Die Waldschule verlor durch Gesetzesänderungen des Ständestaates im Austrofaschismus die finanzielle Grundlage und wurde daher im Jahre 1934 geschlossen. Das Gebäude wurde für Erholungsaktionen im Sommer genutzt. Nach dem Anschluss Österreichs wurde die Waldschule von der Nationalsozialistischen Volkswohlfahrt übernommen und als Jugenderholungsheim genutzt. 1944 brannte das Schulgebäude ab.

Die Waldschule in der Zweiten Republik

Nach dem Zweiten Weltkrieg im September 1945 wurde die Waldschule als Kinderkrippe und dann zu einem Erholungsheim für bedürftige Kinder neu belebt.
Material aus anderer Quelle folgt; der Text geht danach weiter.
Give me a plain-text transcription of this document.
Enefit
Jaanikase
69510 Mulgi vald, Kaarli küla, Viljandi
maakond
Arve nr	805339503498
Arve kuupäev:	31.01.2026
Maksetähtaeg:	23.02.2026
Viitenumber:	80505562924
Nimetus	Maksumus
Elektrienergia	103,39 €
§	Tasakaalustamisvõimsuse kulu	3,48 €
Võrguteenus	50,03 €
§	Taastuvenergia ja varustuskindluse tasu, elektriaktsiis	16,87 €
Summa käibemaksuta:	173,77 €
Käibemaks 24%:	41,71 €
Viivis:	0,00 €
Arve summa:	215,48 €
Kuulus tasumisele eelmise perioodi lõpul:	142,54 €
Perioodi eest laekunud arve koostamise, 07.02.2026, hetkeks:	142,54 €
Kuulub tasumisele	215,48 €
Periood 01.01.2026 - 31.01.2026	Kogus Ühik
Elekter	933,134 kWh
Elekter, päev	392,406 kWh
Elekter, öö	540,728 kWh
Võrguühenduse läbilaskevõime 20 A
Der Wiederaufbau der Waldschule wurde durch Spendenaktionen finanziert. Unter Anderem spendete Bundespräsident Karl Renner seine Pension als Staatsbibliothekar. 1952 wurde unter Bürgermeister Rudolf Wehrl die Waldschule nach einem Konzept von Hans Radl zu einer heilpädagogischen Schule für körperbehinderte Kinder umgewidmet und mit Friedrich May als erstem Direktor mit drei Klassen begonnen. Projektziel war ein Österreichisches Zentrum für Kinder aus Niederösterreich, Oberösterreich, Steiermark, Burgenland, Salzburg, Kärnten und Tirol. 1977 zum 25-Jahre-Jubiläum besuchten tatsächlich Kinder aus Niederösterreich, Oberösterreich, Steiermark, Burgenland und Kärnten die Waldschule. Von 1955 bis 1966 gab es hier eine Fachschule für Damen- und Herrenschneiderei, eine Fachschule für Wäschewarenerzeugung und eine Werkstätte für Textiles als Berufsvorbereitung. 1958 eröffnete Unterrichtsminister Heinrich Drimmel ein neues Schülerheim in dem 140 Schüler wohnten. 1963 begründete Direktor Ernst Waldner eine Zahnarztpraxis, die vom Österreichischen Jugendrotkreuz gespendet wurde. Von 1965 bis 1967 wurde das Internat neu gebaut. 1977 beschloss der Niederösterreichische Landtag die Errichtung eines Schwimmbads und eines Turnsaals, die 1980 eröffnet wurden. Mit Landesrätin Traude Votruba und Direktor Hermann Gruber wurde 1992 ein neues Schulgebäude eröffnet.

Kunst am Bau

Glocke von Peter Hilzer aus 1887

Im Hof der Schule hängt eine Glocke der Glockengießerei Hilzer, gegossen 1887 von Peter Hilzer.

Literatur

  • Ein „schweres“ Erbe. S. 75ff. In: Walter Edelbauer: Anton Ofenböck – Bürgermeister von Wiener Neustadt von 1918 bis 1934. Weilburg Verlag, Wiener Neustadt 1987, ISBN 3-900100-61-6.
Commons: Waldschule  – Sammlung von Bildern, Videos und Audiodateien

Einzelnachweise

  1. Walter Edelbauer (1987) Anton Ofenböck (siehe Literatur) zeigt auf Seite 77 ein Foto der Eröffnung der Waldschule am 10. Mai 1920 (Rednerpult im Hof der Waldschule mit einem Redner und Erwachsenen, aber keinen Kindern) und ein Foto der Waldschulbahn mit Fahrer Hr. Lindermeyer mit Kindern (Drei gedeckte, offene, fensterlose Waggons, beim ersten Waggon vorne ein offener Motorstand, rechts der Motor, darüber ein Hubhorn mit Blasbeutel, mittig die Bedienungseinrichtung, links der Fahrer auf einem Sitz)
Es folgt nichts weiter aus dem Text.